In the situation two beams cross each other, which need to be structurally connected. This will be done by the node that is to be designed, which will be attached to the beams by the use of bolts. The positions of these bolts are used as loads and supports in a topological optimization process. The process is subdivided in eight different conditions: normal forces, shear forces, moment forces and orthogonal forces, for both beams respectively, with the other beam’s bolts acting as supports. This is done to ensure all forces are covered by the node. The forces are received from structural analysis of the whole construction.

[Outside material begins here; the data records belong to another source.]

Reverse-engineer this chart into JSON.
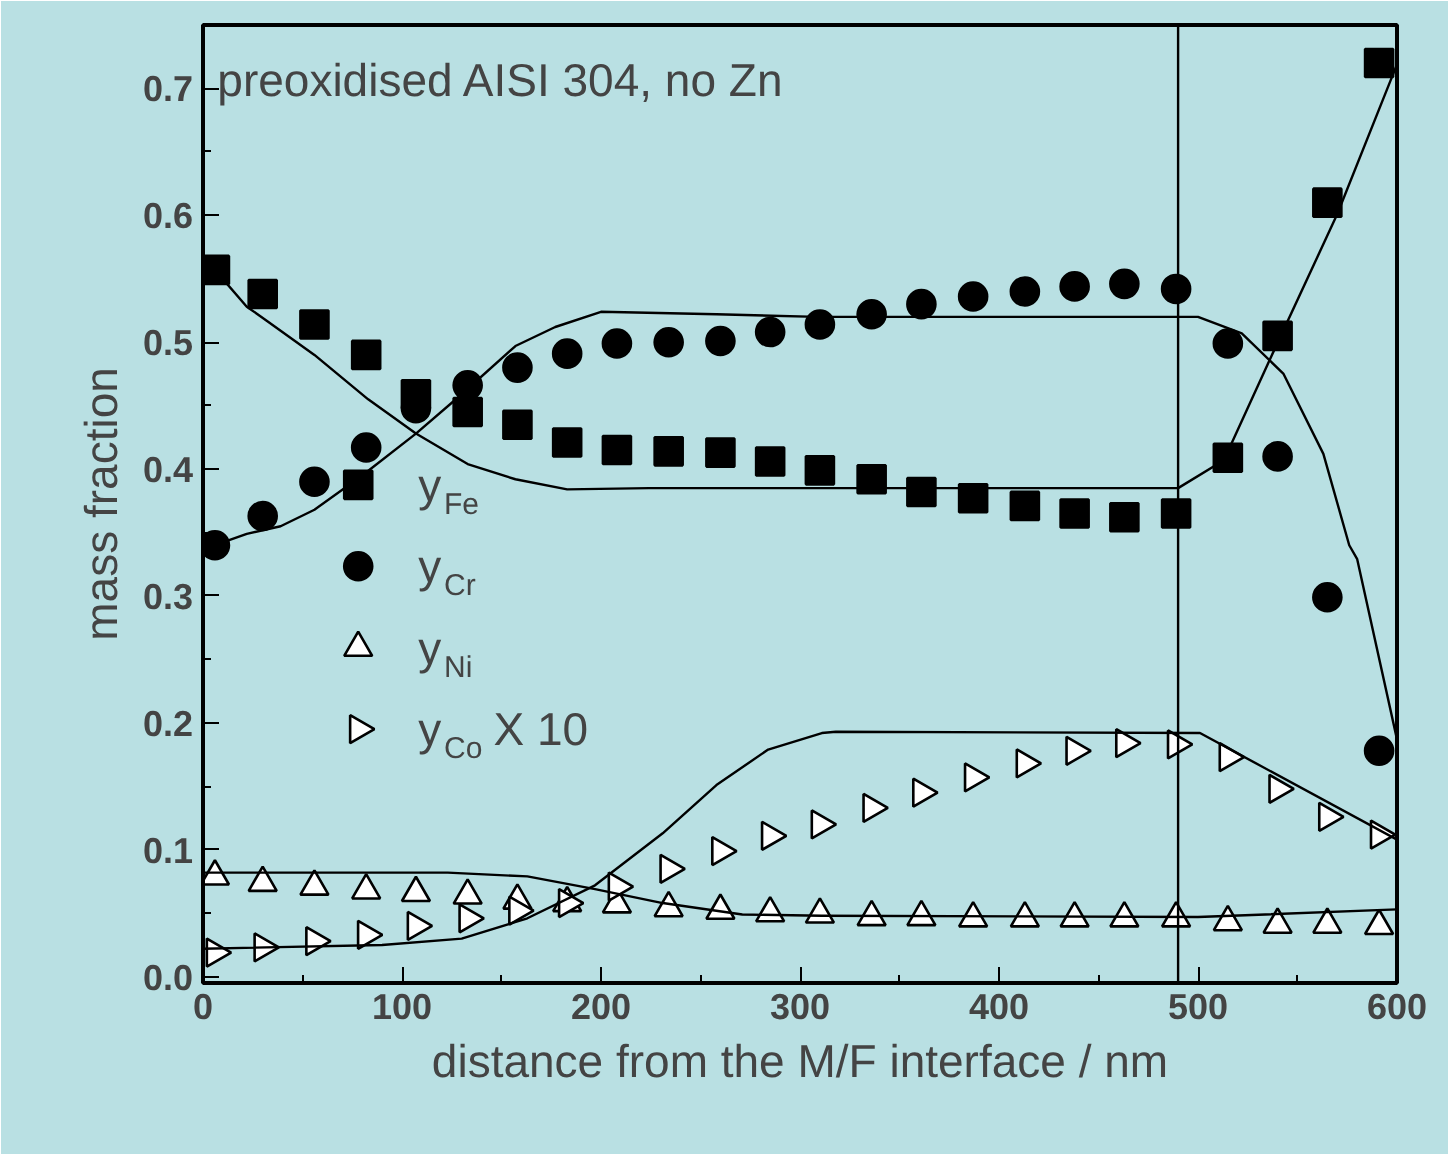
{
  "chart_data": {
    "type": "scatter",
    "xlabel": "distance from the M/F interface / nm",
    "ylabel": "mass fraction",
    "annotations": [
      "preoxidised AISI 304, no Zn"
    ],
    "x": [
      6,
      30,
      56,
      82,
      107,
      133,
      158,
      183,
      208,
      234,
      260,
      285,
      310,
      336,
      361,
      387,
      413,
      438,
      463,
      489,
      515,
      540,
      565,
      591
    ],
    "series": [
      {
        "name": "y$_{Fe}$",
        "color": "#000000",
        "marker": "square",
        "values": [
          0.557,
          0.538,
          0.514,
          0.49,
          0.459,
          0.445,
          0.435,
          0.421,
          0.415,
          0.414,
          0.413,
          0.406,
          0.399,
          0.392,
          0.382,
          0.377,
          0.371,
          0.365,
          0.362,
          0.365,
          0.409,
          0.505,
          0.61,
          0.72
        ]
      },
      {
        "name": "y$_{Cr}$",
        "color": "#000000",
        "marker": "circle",
        "values": [
          0.34,
          0.363,
          0.39,
          0.417,
          0.448,
          0.466,
          0.48,
          0.491,
          0.499,
          0.5,
          0.501,
          0.508,
          0.514,
          0.522,
          0.53,
          0.536,
          0.54,
          0.544,
          0.546,
          0.542,
          0.499,
          0.41,
          0.299,
          0.178
        ]
      },
      {
        "name": "y$_{Ni}$",
        "color": "#ffffff",
        "marker": "triangle",
        "values": [
          0.079,
          0.074,
          0.071,
          0.068,
          0.066,
          0.064,
          0.06,
          0.058,
          0.057,
          0.054,
          0.052,
          0.05,
          0.049,
          0.047,
          0.047,
          0.046,
          0.046,
          0.046,
          0.046,
          0.046,
          0.043,
          0.041,
          0.041,
          0.04
        ]
      },
      {
        "name": "y$_{Co}$ X 10",
        "color": "#ffffff",
        "marker": "triangle-right",
        "values": [
          0.019,
          0.023,
          0.028,
          0.033,
          0.04,
          0.046,
          0.052,
          0.058,
          0.071,
          0.085,
          0.099,
          0.111,
          0.12,
          0.133,
          0.145,
          0.157,
          0.168,
          0.178,
          0.184,
          0.183,
          0.173,
          0.148,
          0.126,
          0.112
        ]
      },
      {
        "type": "line",
        "color": "#000000",
        "x": [
          6,
          22,
          32,
          56,
          83,
          107,
          133,
          157,
          183,
          224,
          309,
          490,
          513,
          536,
          570,
          600
        ],
        "values": [
          0.557,
          0.528,
          0.517,
          0.49,
          0.455,
          0.428,
          0.404,
          0.392,
          0.384,
          0.385,
          0.385,
          0.385,
          0.407,
          0.486,
          0.601,
          0.719
        ]
      },
      {
        "type": "line",
        "color": "#000000",
        "x": [
          6,
          22,
          39,
          56,
          80,
          107,
          130,
          157,
          177,
          200,
          258,
          309,
          500,
          522,
          543,
          563,
          576,
          580,
          600
        ],
        "values": [
          0.34,
          0.349,
          0.355,
          0.368,
          0.395,
          0.428,
          0.459,
          0.497,
          0.512,
          0.524,
          0.522,
          0.52,
          0.52,
          0.507,
          0.475,
          0.412,
          0.34,
          0.329,
          0.187
        ]
      },
      {
        "type": "line",
        "color": "#000000",
        "x": [
          0,
          90,
          130,
          163,
          197,
          231,
          258,
          284,
          311,
          318,
          501,
          600
        ],
        "values": [
          0.022,
          0.025,
          0.03,
          0.046,
          0.072,
          0.113,
          0.151,
          0.179,
          0.192,
          0.193,
          0.192,
          0.108
        ]
      },
      {
        "type": "line",
        "color": "#000000",
        "x": [
          0,
          123,
          163,
          197,
          231,
          271,
          311,
          500,
          600
        ],
        "values": [
          0.082,
          0.082,
          0.079,
          0.069,
          0.058,
          0.049,
          0.048,
          0.047,
          0.053
        ]
      }
    ],
    "ref_lines": [
      {
        "axis": "x",
        "value": 490,
        "color": "#000000"
      }
    ],
    "xlim": [
      0,
      600
    ],
    "ylim": [
      -0.005,
      0.75
    ],
    "xticks": [
      0,
      {
        "value": 50,
        "label": null
      },
      100,
      {
        "value": 150,
        "label": null
      },
      200,
      {
        "value": 250,
        "label": null
      },
      300,
      {
        "value": 350,
        "label": null
      },
      400,
      {
        "value": 450,
        "label": null
      },
      500,
      {
        "value": 550,
        "label": null
      },
      600
    ],
    "yticks": [
      {
        "value": 0,
        "label": "0.0"
      },
      {
        "value": 0.05,
        "label": null
      },
      {
        "value": 0.1,
        "label": "0.1"
      },
      {
        "value": 0.15,
        "label": null
      },
      {
        "value": 0.2,
        "label": "0.2"
      },
      {
        "value": 0.25,
        "label": null
      },
      {
        "value": 0.3,
        "label": "0.3"
      },
      {
        "value": 0.35,
        "label": null
      },
      {
        "value": 0.4,
        "label": "0.4"
      },
      {
        "value": 0.45,
        "label": null
      },
      {
        "value": 0.5,
        "label": "0.5"
      },
      {
        "value": 0.55,
        "label": null
      },
      {
        "value": 0.6,
        "label": "0.6"
      },
      {
        "value": 0.65,
        "label": null
      },
      {
        "value": 0.7,
        "label": "0.7"
      }
    ],
    "grid": false,
    "legend": "left"
  }
}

In the situation a bounding volume is appointed in which the node may emerge. From this volume voids are cut for reasons of assembly and neighboring beams. With the use of a plug-in for grasshopper in Rhino called tOpos, the volume is divided in voxels which are iteratively removed according to structural relevance. Subsequently, the resulting voxels are collected and wrapped in geometry. This geometry is then fine-tuned and the holes for the bolts are ensured.
In current developments we are looking to prototype the geometry 1:1 by means of WAAM printing. A strategy has been developed for the generation of toolpaths and the first tests are ready to be printed. Updates will follow here.